Stephan Karkowsky: In Belarus, da tut sich was. Die Behörden haben Literaturnobelpreisträgerin Swetlana Alexijewitsch zur Vernehmung einbestellt. Hintergrund sei ein Strafverfahren gegen den oppositionellen Koordinationsrat, wie es hieß. Alexijewitsch ist 72 Jahre alt und Mitglied dieses Koordinationsrates, sie soll heute noch vernommen werden. Erst 2015 hatte sie den Nobelpreis für Literatur bekommen.
Wie man diese Vorladung zu deuten hat, das frage ich Ingo Petz. Der Osteuropahistoriker und Kulturjournalist kennt auch Belarus und die Literatur von Alexijewitsch bestens. Ist die für heute geplante Vernehmung der Literaturnobelpreisträgerin Swetlana Alexijewitsch eine Überraschung gewesen für Sie?
Ingo Petz: In gewisser Weise natürlich schon. Ich meine, dass das Regime Lukaschenko sich tatsächlich traut, eine weltweit derart bekannte Person, Literaturnobelpreisträgerin, einzubestellen, um sie zu vernehmen, ist natürlich schon eine Überraschung.

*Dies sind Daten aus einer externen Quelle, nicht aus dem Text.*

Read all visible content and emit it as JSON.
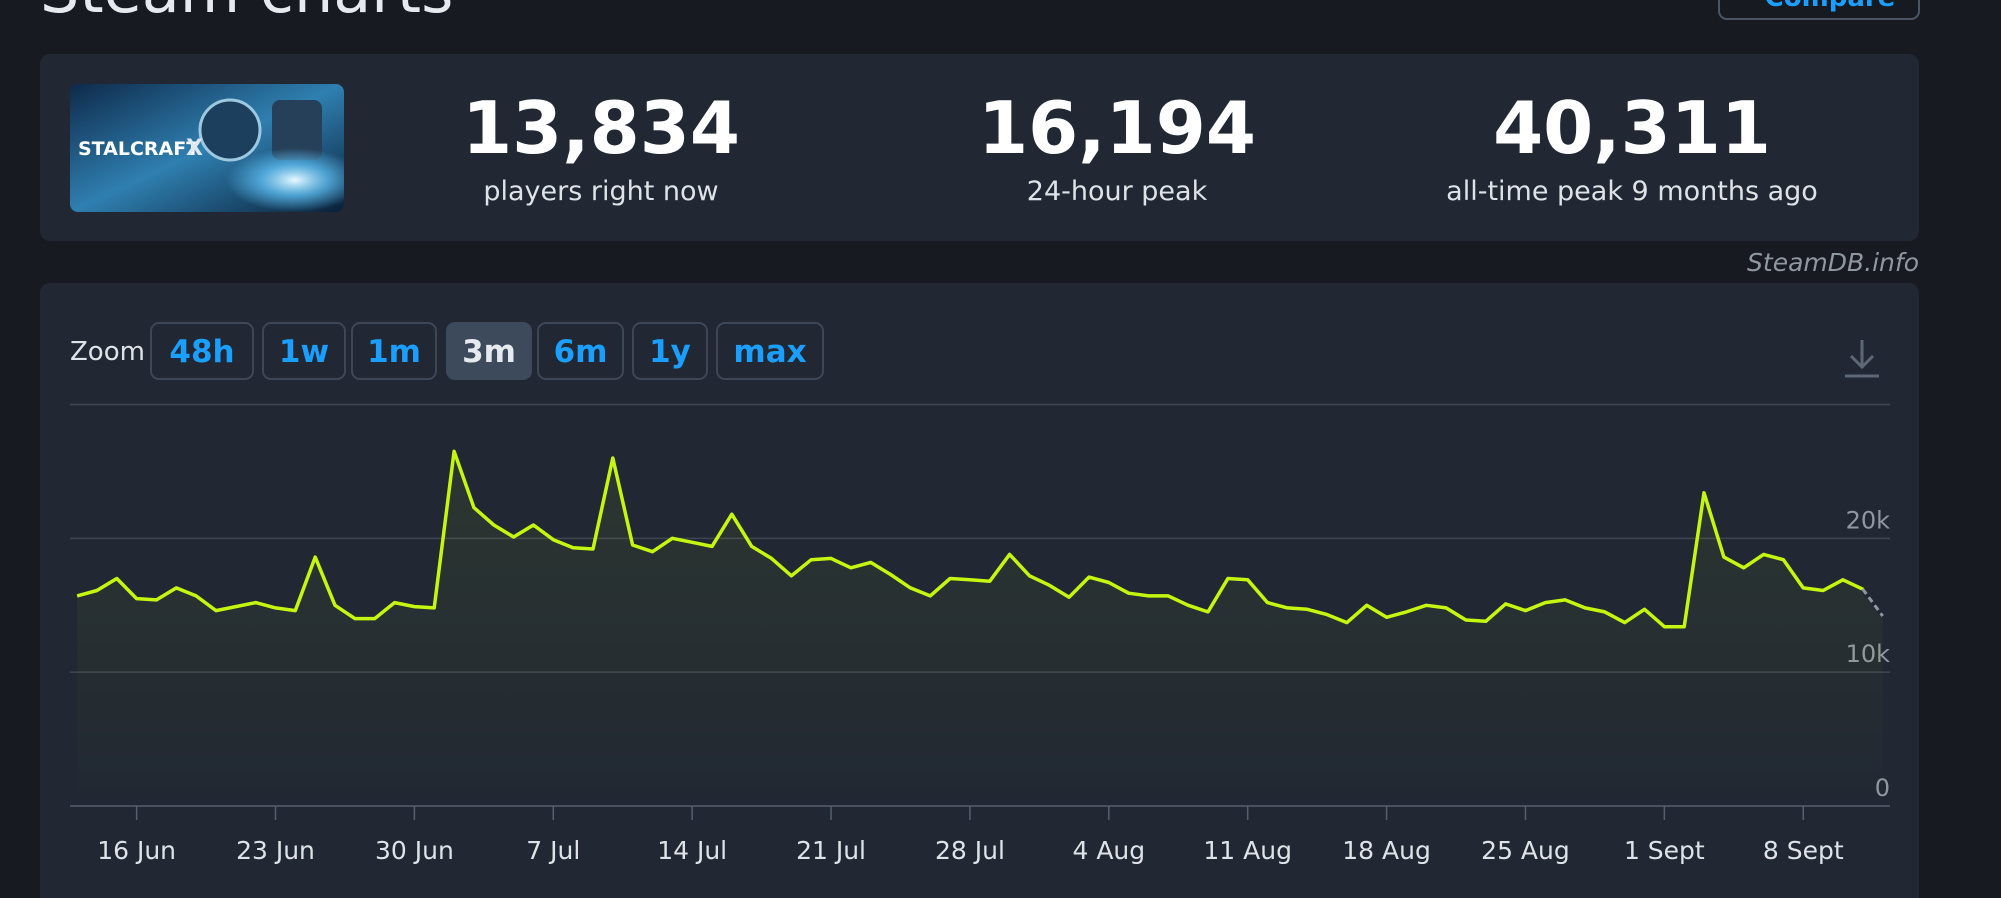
{
  "header": {
    "title": "Steam charts",
    "compare": "Compare"
  },
  "thumbnail": {
    "title": "STALCRAFT",
    "mark": "X"
  },
  "stats": [
    {
      "value": "13,834",
      "label": "players right now"
    },
    {
      "value": "16,194",
      "label": "24-hour peak"
    },
    {
      "value": "40,311",
      "label": "all-time peak 9 months ago"
    }
  ],
  "watermark": "SteamDB.info",
  "zoom": {
    "label": "Zoom",
    "options": [
      "48h",
      "1w",
      "1m",
      "3m",
      "6m",
      "1y",
      "max"
    ],
    "active": "3m"
  },
  "chart_data": {
    "type": "line",
    "color": "#c5f60f",
    "grid": true,
    "categories": [
      null,
      null,
      null,
      "16 Jun",
      null,
      null,
      null,
      null,
      null,
      null,
      "23 Jun",
      null,
      null,
      null,
      null,
      null,
      null,
      "30 Jun",
      null,
      null,
      null,
      null,
      null,
      null,
      "7 Jul",
      null,
      null,
      null,
      null,
      null,
      null,
      "14 Jul",
      null,
      null,
      null,
      null,
      null,
      null,
      "21 Jul",
      null,
      null,
      null,
      null,
      null,
      null,
      "28 Jul",
      null,
      null,
      null,
      null,
      null,
      null,
      "4 Aug",
      null,
      null,
      null,
      null,
      null,
      null,
      "11 Aug",
      null,
      null,
      null,
      null,
      null,
      null,
      "18 Aug",
      null,
      null,
      null,
      null,
      null,
      null,
      "25 Aug",
      null,
      null,
      null,
      null,
      null,
      null,
      "1 Sept",
      null,
      null,
      null,
      null,
      null,
      null,
      "8 Sept",
      null,
      null,
      null,
      null
    ],
    "values": [
      15700,
      16100,
      17000,
      15500,
      15400,
      16300,
      15700,
      14600,
      14900,
      15200,
      14800,
      14600,
      18600,
      15000,
      14000,
      14000,
      15200,
      14900,
      14800,
      26500,
      22300,
      21000,
      20100,
      21000,
      19900,
      19300,
      19200,
      26000,
      19500,
      19000,
      20000,
      19700,
      19400,
      21800,
      19400,
      18500,
      17200,
      18400,
      18500,
      17800,
      18200,
      17300,
      16300,
      15700,
      17000,
      16900,
      16800,
      18800,
      17200,
      16500,
      15600,
      17100,
      16700,
      15900,
      15700,
      15700,
      15000,
      14500,
      17000,
      16900,
      15200,
      14800,
      14700,
      14300,
      13700,
      15000,
      14100,
      14500,
      15000,
      14800,
      13900,
      13800,
      15100,
      14600,
      15200,
      15400,
      14800,
      14500,
      13700,
      14700,
      13400,
      13400,
      23400,
      18600,
      17800,
      18800,
      18400,
      16300,
      16100,
      16900,
      16200,
      14200
    ],
    "ylim": [
      0,
      30000
    ],
    "yticks": [
      0,
      {
        "value": 10000,
        "label": "10k"
      },
      {
        "value": 20000,
        "label": "20k"
      }
    ]
  }
}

Aber wenn man das Regime ein bisschen besser kennt, dann weiß man, dass da wenig Hürden und Vorbehalte bestehen. Das ist sicherlich auch ein Zeichen, diese Vernehmung, diese Einbestellung, die ja heute passiert, an den Koordinationsrat, an die Leute, die auf die Straße gehen, dass sie vorsichtig sein sollen, weil ihnen einiges blühen kann.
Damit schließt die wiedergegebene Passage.